Thursday, September 27, 2007

Eliminating Unnecessary Contraction
The last few days I've been becoming aware of my relationships — the ones that hold tension. I made a list of all the people I'm worried about; I feel them as disconnected from their true self in a way that could result in illness or death. I also listed people I feel contracted about because they have misinterpreted me and rejected me; there was a misfit of what they expected and what I offered, and there is a resulting feeling of guilt and fear in me — some old codependent panic in my gut about displeasing. Then there are the people who I have truly been insensitive to, and to whom I owe an apology.

I began meditating and sending heart energy to them, one by one, and I actually called a few and spoke my apologies to them, and said what was most important to me — that I didn't want to injure our friendship and I was sorry for being arrogant in any way. The ones I called were grateful and acknowledged the imbalance and rectification. I was so relieved. Then — surprise — 2 of the ones I simply meditated about actually called me out of the blue today and without much effort, just allowing the natural flow of conversation, all was made well again, as though the past had never gone wrong. It was magical.

My friend Henry Smiley, a wonderful intuitive in TN, wrote to me with a little "reading" the other day — again, sort of "out of the blue." He said: "Your skills and understanding continue to expand, but there exists an inconsistency in others to pursue their paths more fully. The inconsistency is, I think, a universal, latent energy that we all share in some form or another. There are so many 'themes' and 'concerns' in people's lives that they simply feel more inclined to sleep it away, be immobilized by fear, medicate it away, sexually repress it either by too much sexual expression or none at all, or just forget it 'til another day rolls around. There is a clear and present space where there are no needs. This is an inner space that affects the outward world.

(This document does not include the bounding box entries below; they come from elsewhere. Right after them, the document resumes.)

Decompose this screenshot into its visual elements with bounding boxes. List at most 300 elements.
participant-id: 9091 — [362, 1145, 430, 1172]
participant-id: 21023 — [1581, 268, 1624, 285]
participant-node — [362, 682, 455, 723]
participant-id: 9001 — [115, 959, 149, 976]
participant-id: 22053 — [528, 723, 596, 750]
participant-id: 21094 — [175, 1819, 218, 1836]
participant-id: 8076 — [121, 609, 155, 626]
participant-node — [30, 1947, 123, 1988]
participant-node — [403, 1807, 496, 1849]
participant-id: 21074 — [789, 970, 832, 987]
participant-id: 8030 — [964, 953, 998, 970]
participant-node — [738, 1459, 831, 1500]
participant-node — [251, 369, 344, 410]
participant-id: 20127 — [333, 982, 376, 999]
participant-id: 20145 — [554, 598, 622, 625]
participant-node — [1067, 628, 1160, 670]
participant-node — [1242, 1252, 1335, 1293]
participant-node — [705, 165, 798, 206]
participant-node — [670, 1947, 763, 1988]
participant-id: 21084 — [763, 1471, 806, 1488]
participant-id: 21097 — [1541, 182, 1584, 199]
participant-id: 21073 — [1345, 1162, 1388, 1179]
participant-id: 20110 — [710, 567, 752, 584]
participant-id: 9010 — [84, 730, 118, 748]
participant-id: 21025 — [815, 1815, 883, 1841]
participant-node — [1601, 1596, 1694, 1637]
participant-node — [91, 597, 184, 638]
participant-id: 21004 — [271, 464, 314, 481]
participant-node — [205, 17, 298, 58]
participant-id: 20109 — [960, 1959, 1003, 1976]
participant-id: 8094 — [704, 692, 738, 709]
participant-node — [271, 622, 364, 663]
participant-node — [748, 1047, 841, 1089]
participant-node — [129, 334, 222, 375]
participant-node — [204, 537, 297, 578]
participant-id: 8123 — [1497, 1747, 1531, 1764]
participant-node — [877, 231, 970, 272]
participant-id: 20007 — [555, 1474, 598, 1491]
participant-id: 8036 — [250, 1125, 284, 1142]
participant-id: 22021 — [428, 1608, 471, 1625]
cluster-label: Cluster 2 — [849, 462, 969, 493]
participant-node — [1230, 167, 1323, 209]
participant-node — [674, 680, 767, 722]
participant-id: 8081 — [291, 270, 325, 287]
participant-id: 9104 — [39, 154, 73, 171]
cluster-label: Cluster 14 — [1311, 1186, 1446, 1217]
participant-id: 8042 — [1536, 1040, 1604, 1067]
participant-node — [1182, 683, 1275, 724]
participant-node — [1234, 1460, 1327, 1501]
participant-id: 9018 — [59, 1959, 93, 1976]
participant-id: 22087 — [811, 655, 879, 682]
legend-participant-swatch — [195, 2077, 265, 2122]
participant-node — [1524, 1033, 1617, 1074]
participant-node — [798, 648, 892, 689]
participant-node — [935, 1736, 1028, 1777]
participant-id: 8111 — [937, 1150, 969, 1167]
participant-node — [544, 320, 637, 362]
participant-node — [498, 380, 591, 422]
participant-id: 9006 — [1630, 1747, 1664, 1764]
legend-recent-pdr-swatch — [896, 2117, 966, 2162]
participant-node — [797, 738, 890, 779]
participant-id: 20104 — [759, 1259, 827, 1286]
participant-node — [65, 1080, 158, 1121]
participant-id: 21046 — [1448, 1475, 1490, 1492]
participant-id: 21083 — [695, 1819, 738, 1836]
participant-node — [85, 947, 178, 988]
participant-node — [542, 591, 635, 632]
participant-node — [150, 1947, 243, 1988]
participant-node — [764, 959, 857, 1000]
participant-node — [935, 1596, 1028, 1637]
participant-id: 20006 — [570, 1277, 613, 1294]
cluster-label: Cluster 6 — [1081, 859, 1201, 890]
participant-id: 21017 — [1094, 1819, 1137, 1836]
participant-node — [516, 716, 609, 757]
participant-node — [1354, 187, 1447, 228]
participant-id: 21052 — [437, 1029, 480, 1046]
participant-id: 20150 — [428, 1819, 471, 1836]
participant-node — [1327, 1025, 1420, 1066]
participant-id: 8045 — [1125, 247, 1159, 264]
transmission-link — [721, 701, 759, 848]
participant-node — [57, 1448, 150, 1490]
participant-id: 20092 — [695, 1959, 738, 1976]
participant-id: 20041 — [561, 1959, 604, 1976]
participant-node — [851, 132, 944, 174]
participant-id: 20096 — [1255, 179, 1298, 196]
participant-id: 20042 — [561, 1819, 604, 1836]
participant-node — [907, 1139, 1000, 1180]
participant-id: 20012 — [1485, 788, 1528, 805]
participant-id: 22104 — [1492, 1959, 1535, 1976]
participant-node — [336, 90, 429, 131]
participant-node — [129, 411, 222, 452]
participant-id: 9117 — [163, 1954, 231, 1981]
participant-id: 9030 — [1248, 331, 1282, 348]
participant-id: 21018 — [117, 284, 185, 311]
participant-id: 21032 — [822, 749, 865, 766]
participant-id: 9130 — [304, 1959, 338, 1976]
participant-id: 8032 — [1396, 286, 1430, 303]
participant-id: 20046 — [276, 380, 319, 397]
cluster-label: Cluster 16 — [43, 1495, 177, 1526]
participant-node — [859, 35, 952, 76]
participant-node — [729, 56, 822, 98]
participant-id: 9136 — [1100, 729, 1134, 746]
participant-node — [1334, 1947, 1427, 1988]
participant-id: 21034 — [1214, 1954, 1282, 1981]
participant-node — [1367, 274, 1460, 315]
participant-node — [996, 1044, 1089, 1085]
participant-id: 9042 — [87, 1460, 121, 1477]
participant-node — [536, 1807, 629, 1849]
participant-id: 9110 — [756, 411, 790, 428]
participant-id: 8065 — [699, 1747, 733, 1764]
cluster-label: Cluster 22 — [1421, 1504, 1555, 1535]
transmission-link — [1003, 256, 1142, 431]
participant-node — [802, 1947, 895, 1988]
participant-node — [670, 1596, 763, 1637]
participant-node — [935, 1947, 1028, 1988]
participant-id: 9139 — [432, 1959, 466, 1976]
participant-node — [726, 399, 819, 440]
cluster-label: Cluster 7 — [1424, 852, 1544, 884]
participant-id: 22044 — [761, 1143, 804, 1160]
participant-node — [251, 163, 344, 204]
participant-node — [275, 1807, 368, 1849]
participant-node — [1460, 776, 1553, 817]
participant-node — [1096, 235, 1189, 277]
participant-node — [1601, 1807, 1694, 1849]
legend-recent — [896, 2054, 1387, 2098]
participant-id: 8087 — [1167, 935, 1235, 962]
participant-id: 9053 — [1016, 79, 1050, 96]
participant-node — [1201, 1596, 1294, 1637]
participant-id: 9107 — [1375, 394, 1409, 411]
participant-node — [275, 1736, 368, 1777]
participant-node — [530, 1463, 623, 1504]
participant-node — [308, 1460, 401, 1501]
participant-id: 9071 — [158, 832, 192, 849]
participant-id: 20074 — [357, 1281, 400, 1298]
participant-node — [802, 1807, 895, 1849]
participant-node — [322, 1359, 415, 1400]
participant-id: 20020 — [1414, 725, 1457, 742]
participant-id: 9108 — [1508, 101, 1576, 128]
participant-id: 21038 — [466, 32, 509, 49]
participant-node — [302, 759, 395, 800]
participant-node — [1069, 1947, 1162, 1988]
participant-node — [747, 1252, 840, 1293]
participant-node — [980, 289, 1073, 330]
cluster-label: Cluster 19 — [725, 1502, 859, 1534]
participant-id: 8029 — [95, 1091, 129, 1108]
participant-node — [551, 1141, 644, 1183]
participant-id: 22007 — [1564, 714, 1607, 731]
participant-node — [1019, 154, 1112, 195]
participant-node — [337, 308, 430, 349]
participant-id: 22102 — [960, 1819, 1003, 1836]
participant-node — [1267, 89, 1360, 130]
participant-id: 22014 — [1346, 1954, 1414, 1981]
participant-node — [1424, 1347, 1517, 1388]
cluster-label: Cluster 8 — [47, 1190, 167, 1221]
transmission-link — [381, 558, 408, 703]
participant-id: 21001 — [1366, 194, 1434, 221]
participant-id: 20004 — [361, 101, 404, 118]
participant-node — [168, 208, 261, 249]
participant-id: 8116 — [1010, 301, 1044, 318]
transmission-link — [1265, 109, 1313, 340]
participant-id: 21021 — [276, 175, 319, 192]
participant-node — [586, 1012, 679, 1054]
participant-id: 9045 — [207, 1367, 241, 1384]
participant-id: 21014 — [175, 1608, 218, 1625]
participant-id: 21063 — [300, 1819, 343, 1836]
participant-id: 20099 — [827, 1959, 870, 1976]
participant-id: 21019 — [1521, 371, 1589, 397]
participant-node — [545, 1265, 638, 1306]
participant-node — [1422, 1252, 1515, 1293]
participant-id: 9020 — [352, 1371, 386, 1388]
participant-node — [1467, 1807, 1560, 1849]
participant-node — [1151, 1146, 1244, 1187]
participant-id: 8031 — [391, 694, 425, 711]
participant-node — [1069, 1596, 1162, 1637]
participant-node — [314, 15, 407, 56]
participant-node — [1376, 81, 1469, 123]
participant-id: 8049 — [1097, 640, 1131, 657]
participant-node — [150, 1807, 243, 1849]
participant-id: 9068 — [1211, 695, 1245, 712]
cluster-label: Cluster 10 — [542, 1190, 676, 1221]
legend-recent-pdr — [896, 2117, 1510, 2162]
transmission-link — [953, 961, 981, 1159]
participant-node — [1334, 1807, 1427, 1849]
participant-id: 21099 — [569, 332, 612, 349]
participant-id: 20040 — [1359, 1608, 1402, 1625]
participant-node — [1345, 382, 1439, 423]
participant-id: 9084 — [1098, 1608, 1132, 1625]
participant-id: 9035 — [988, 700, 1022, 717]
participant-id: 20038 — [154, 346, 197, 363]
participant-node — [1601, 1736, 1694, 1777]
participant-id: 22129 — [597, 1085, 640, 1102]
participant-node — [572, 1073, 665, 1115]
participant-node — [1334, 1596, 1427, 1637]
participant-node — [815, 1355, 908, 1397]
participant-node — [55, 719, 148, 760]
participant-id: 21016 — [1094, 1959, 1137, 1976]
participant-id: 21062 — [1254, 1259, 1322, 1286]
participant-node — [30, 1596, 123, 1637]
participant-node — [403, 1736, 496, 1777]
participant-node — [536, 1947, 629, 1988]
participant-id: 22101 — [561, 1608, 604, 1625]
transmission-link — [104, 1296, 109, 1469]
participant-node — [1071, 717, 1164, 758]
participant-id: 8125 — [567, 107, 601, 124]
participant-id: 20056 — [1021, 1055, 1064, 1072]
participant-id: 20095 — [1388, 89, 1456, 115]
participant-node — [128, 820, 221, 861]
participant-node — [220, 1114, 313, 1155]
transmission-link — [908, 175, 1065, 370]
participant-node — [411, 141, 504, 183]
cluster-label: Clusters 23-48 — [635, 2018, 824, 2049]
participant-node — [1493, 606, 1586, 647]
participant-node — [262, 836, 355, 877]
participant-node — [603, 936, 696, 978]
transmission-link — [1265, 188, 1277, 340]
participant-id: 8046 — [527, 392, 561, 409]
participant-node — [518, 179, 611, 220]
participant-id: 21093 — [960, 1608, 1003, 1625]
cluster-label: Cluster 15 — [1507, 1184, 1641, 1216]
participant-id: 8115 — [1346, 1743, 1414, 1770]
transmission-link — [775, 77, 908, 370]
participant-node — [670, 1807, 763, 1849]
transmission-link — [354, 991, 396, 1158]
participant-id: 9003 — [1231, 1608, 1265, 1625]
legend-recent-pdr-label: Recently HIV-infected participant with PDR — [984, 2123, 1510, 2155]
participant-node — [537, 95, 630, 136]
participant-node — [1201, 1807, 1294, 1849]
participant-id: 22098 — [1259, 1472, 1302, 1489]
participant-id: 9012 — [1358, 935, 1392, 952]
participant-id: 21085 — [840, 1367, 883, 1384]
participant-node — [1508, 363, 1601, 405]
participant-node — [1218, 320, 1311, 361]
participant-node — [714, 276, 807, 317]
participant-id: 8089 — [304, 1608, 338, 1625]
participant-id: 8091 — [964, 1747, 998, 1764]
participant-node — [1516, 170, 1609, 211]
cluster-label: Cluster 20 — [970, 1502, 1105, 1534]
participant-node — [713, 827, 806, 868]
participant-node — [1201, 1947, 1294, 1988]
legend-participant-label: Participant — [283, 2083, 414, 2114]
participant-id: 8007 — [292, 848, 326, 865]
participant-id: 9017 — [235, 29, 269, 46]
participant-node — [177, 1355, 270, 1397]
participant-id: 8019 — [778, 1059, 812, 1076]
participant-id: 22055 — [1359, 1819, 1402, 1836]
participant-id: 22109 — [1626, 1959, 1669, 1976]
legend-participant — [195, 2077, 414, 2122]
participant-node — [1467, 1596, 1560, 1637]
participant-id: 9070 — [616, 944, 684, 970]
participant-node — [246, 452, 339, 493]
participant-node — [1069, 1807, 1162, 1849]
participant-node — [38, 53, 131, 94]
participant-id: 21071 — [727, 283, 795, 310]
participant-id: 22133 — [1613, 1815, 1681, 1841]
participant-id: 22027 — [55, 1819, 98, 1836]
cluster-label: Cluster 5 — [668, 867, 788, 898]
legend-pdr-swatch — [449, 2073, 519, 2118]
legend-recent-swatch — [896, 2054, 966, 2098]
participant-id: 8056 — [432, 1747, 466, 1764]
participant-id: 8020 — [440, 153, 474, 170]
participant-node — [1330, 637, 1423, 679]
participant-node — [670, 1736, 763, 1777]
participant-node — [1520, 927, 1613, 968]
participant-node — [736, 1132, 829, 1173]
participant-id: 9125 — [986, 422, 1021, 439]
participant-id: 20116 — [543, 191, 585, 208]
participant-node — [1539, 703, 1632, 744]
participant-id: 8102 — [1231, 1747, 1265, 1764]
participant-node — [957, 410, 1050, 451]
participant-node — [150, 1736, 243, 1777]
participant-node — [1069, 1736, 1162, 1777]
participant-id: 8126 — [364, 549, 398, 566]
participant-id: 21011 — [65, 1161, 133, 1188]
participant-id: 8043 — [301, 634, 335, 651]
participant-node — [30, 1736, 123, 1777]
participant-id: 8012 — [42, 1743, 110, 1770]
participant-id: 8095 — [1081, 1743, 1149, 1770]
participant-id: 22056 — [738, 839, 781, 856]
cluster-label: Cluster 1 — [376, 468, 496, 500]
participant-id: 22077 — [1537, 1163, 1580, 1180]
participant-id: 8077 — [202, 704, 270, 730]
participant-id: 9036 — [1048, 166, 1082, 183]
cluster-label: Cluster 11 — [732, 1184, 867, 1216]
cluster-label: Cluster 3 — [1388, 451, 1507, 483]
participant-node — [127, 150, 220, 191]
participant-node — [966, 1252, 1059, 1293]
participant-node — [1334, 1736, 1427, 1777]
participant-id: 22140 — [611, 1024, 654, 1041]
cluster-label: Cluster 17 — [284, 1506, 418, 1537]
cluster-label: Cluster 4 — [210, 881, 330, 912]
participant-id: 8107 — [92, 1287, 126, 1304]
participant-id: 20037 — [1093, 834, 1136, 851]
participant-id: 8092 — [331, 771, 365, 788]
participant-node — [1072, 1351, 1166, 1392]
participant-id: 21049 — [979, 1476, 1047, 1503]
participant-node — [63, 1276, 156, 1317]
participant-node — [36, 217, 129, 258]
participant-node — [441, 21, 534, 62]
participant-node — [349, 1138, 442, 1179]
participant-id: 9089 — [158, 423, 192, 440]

I think you are aware of this space. This is where your next ideas will flow from. They have emanated from this place in your life for decades now. You have yet to reach the expanse of your potential — no where near it, in fact."

Henry could have been speaking for all of us. Perhaps I wander a bit in my thoughts, but I am getting clearer and clearer that petty emotions and negative thinking, even positive thinking if it's locked into a structure, are SO in the way right now of us being all that we can be. I do not want to hold contractions in my mind, emotions, or body anymore. In fact, I cannot stand it! Reality TV is still glorifying the immature behavior of people whose growth was arrested at age 5 or so, but so many of us are moving rapidly beyond this drivel. We must act NOW, I sense, to refuse to hold contraction in ourselves, to be limited to such mental handicaps. It starts with feeling like a victim, with blaming, and moves into more expanded ego expressions, even to how we feel stymied politically — refusing to take action about an administration that is bankrupting the country and setting us up for failure due to underdeveloped character in our citizens, unrepaired infrastructure, uneducated children, unprepared emergency response systems, and rampant apathy.

Let us look for contractions in ourselves! Let us look for the places we've resigned ourselves to numbing entertainment and "news" that is more mind-controlling than mind-challenging. Let us make amends where we have been wrong. You cut someone off in traffic? Let the next guy in with a smile. Let us learn the art of blessing others in our inner mind, telepathically. Let us live without thinking that contraction is "normal."